Cohorts of 25 teachers will participate each year, based on content appropriate to their grade level, with an additional 20 teachers per year having access to workshops and summer institutes. The participants will explore historical turning points, key individuals and founding documents through four interconnected themes: the setting, the stories of the people, the government policies and Western influence on the nation as a whole. Teachers will learn research techniques, use of primary source documents, lesson development and evaluation. Their visits to local and distant sites will help teachers better understand the content they teach. Participants will develop rigorous, standards-based lesson plans to be disseminated through presentations at professional conferences and at special professional development events sponsored by the project. In addition, the project Web site will house model lesson plans, recorded lectures and presentations, and other resources for content and pedagogy.

Project TAH-21: Teaching American History in the 21st Century

Abstract

All six of the countywide, southwestern West Virginia districts involved in this project have failed to achieve Adequate Yearly Progress for three or more consecutive years. Two districts are in corrective action, and 18 of the region's elementary, middle, and high schools have been identified as in need of improvement. Project TAH-21 will engage teachers and administrators in learning communities focused on American history, led by Marshall University professors. Two-hour monthly meetings will develop content knowledge and employ lesson study to support instructional skills. Online courses, 1-day mini-institutes, 3-day summer field experiences, and weeklong intensive summer institutes will help teachers develop content knowledge, history thinking skills, and history Habits of Mind. Each year, a new cohort of 30 teachers will participate, and project staff will recruit first from schools that are most in need of improvement. Project TAH-21 aims to link history content, curriculum design, and instruction within a comprehensive American history plan. Teachers will review and analyze original, core documents in a setting that models the strategy for use with students and Professional Learning Communities will foster sustained and purposeful conversations about teaching practice and content delivery. When the grant ends, the project will continue through Professional Learning Communities, ongoing access to online courses on American history topics, and a living Web site of resources for teachers.

McAllen ISD Project TEACH

Abstract

McAllen Independent School District in southern Texas serves mostly Hispanic students, a fourth of whom are classified as English Language Learners. Five of the district's 34 schools have not achieved Adequate Yearly Progress: the average Texas Assessment of Knowledge and Skills (TAKS) score for these five schools is 55 percent, compared to the state average of 72 percent. Most history teachers in the district have minimal credentials in the subject area and few opportunities for professional development. McAllen ISD Project TEACH (Teachers Engaged in American Culture and History) will target low-performing schools and engage 50 teachers annually in four 2-day colloquia, eight 3-hour seminars, and a 4-day summer institute. At least half of the teachers will participate in a 5-day historical site visit each year. The project will also provide support and tuition for five participants interested in pursuing a master's degree in American history.

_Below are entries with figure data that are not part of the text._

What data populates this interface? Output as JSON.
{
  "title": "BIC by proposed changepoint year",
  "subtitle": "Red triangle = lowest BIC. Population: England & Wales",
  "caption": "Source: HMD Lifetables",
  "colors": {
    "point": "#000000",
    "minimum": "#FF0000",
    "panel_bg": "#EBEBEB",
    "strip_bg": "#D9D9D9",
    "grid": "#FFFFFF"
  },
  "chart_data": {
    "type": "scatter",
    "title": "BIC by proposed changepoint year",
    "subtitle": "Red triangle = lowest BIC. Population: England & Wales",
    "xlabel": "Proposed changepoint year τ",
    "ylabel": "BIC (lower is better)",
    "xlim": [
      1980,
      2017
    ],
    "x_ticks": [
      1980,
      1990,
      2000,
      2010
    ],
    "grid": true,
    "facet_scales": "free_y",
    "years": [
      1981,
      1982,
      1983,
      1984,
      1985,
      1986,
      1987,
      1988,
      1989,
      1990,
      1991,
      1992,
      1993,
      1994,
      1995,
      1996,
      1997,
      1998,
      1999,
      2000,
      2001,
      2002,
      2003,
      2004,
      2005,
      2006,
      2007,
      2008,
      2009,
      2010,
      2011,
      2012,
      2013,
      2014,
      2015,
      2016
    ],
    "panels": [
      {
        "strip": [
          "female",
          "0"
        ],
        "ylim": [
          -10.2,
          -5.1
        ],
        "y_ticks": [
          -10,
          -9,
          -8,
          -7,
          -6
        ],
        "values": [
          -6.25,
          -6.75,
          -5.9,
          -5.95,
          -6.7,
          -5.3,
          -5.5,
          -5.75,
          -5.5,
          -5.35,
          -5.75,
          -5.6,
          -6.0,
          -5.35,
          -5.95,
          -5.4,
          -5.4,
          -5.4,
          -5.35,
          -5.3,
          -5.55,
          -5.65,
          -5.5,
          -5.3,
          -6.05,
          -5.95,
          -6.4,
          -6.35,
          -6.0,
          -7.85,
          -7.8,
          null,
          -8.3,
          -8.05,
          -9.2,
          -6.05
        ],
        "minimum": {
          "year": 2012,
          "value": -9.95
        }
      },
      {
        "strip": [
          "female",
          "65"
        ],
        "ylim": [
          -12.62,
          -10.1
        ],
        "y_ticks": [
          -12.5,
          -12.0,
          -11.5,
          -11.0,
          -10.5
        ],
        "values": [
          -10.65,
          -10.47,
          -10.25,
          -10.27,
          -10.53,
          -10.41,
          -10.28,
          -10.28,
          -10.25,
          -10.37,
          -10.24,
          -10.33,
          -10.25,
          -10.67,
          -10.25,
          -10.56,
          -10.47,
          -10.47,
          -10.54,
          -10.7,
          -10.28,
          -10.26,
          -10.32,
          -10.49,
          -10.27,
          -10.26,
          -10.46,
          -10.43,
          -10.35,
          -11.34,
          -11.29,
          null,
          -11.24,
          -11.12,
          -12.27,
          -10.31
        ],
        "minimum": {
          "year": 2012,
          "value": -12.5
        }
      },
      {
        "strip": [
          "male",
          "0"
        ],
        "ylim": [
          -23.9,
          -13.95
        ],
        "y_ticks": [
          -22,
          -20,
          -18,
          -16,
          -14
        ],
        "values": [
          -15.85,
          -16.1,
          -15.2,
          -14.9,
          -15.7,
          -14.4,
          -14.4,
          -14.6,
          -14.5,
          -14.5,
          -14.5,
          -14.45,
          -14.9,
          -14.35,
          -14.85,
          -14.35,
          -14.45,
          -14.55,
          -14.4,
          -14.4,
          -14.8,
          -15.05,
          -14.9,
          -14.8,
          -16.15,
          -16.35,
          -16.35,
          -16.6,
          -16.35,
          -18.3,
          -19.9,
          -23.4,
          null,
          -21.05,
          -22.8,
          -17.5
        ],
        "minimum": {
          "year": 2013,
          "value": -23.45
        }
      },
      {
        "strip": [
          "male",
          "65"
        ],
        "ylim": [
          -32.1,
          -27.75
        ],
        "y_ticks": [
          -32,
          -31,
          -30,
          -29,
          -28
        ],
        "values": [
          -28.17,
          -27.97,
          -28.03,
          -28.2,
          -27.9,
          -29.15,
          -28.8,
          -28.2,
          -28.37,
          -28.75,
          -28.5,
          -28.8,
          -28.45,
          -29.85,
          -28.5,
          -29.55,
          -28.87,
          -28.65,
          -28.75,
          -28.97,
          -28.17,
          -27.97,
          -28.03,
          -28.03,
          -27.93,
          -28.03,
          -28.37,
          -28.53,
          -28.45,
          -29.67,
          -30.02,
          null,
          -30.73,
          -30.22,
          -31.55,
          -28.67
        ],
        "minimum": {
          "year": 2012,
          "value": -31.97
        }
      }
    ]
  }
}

Themes explored in Project TEACH will include complex political, economic, and social dynamics that have shaped America from colonial times through the present. Through training, observation, and feedback, teachers will implement an instructional strategy called document-based questioning. Participating teachers will also share their work with colleagues face-to-face and online, mentor other history teachers, and use Texas's Web-based curriculum management tool to align classroom instruction to district curriculum. The teachers will create thematic "toolbox libraries" for classroom use.